Press Release

DBRS: Net Interest Income Growth Drives ABN AMRO’s Q1 Results; Impairment Charges Remain Elevated

Banking Organizations
May 19, 2014

Summary:
• Underlying profit before tax of EUR 479 million, with net interest income (NII) growth offsetting still elevated impairment charges.
• Core franchise remains robust, with impaired loans at manageable levels, and improving capital position.
• DBRS rates ABN AMRO Bank N.V. at A (high) with a Stable trend for Long-Term Debt & Deposits.

DBRS Ratings Limited (DBRS) views ABN AMRO Bank N.V.’s (ABN AMRO or the Bank) Q1 2014 results as solid. On an underlying basis, the Bank reported profit before tax of EUR 479 million (up 24% on Q1 2013) following good year-on-year growth in net interest income across all four of the Bank’s divisions. Impairment charges, however, remain elevated, at EUR 361 million.

ABN AMRO’s reported net profit for the period was EUR 311 million, reflecting the first instalment of the bank levy imposed by the Dutch government relating to the nationalisation of SNS Reaal. Net profit was down 25% on Q1 2013 reflecting not only the SNS levy but also the non-recurrence of a reserve release (EUR 297 million) related to Greek loan impairments which boosted net profitability in the comparable period a year ago.

The Bank’s asset quality remains satisfactory given the challenging environment in the Netherlands. At end-March 2014, the level of impaired residential mortgage loans remain unchanged from end-2013, at 1.1% of the portfolio, whilst impaired loans in the commercial loans portfolio were also relatively stable. At end-March 2014, the overall impaired customer loan ratio was 2.7%, down 20 bps from end-2013 primarily reflecting the increased client flow for securities financing transactions. Despite this stabilisation, and the tentative signs of a recovery in the Dutch economy, DBRS will continue to closely monitor the Bank’s asset quality, especially given the Bank’s focus on the Netherlands.
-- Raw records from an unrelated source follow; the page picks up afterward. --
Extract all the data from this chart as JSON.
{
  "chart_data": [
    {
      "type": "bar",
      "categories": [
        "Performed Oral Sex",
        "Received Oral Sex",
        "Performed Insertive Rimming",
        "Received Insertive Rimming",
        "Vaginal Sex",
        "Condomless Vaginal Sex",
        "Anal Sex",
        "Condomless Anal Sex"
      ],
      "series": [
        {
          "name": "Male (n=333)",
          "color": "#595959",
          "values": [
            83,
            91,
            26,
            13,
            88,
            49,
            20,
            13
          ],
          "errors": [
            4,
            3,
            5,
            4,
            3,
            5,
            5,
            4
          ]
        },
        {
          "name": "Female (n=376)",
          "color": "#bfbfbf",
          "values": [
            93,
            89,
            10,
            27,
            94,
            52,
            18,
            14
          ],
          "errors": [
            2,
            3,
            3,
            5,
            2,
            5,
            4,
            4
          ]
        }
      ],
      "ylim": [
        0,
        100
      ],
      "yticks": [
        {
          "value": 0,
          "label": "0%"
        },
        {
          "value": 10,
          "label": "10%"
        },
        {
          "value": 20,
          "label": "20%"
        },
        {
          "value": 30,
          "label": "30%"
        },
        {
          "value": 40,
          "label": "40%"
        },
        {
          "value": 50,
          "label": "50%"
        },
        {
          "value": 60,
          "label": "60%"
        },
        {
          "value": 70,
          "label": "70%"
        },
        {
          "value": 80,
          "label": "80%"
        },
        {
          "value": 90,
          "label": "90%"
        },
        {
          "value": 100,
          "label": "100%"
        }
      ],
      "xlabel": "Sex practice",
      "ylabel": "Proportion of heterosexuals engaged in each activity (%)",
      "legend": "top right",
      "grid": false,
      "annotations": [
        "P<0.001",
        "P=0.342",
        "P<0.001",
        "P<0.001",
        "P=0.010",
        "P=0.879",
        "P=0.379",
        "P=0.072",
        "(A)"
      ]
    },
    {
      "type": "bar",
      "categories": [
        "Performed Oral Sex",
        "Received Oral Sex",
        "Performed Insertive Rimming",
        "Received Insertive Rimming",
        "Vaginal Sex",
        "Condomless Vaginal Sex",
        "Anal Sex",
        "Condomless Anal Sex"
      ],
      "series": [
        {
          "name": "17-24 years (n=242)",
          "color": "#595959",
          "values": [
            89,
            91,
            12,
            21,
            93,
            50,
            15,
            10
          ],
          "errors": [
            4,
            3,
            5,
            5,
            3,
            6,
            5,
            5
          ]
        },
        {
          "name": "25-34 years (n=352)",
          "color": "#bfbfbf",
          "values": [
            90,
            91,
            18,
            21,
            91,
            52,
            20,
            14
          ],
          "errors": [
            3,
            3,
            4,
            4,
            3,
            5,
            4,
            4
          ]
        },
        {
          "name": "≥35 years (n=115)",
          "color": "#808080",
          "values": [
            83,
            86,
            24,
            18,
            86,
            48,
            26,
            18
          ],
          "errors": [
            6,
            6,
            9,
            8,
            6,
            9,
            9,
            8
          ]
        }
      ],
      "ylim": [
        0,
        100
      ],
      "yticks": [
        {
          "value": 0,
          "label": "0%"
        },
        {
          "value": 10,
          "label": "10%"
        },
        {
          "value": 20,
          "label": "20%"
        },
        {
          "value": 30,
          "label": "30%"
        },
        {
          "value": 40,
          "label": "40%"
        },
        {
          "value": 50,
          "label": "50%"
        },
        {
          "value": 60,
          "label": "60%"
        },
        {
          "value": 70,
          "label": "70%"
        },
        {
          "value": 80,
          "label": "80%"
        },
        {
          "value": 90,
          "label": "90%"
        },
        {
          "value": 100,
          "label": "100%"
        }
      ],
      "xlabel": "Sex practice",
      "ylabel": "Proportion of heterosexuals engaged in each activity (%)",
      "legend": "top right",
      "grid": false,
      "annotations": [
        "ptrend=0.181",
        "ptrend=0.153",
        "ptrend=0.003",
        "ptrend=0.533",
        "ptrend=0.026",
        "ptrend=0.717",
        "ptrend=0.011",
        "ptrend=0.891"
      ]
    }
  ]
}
ABN AMRO has continued to strengthen its balance sheet, and posted solid capital ratios at the end of Q1 2014. The pro-forma fully-loaded CRD4 Common Equity Tier 1 (CET1) ratio was 12.9%, up 70 bps from end-2013, and the Basel 3 fully-loaded leverage ratio was 3.6%, an increase of 10 bps from end-2013. DBRS notes that ABN AMRO already meets the Dutch Central Bank’s additional capital requirements, which will result in a minimum CET1 ratio requirement of 10% by end-2019. As a result of this, and the Bank’s solid internal capital generation, DBRS considers the Bank to be well placed to manage the impact of the evolving regulatory environment. Funding also remained stable in the quarter, with the loan-to-deposit ratio reducing to 119%, from 121% at end-2013, and the net stable funding ratio (NSFR) increasing to 111% from 105% at end-2013.

DBRS rates ABN AMRO Bank N.V. at A (high) with a Stable trend for Long-Term Debt & Deposits.

Notes:
All figures are in Euros (EUR) unless otherwise noted.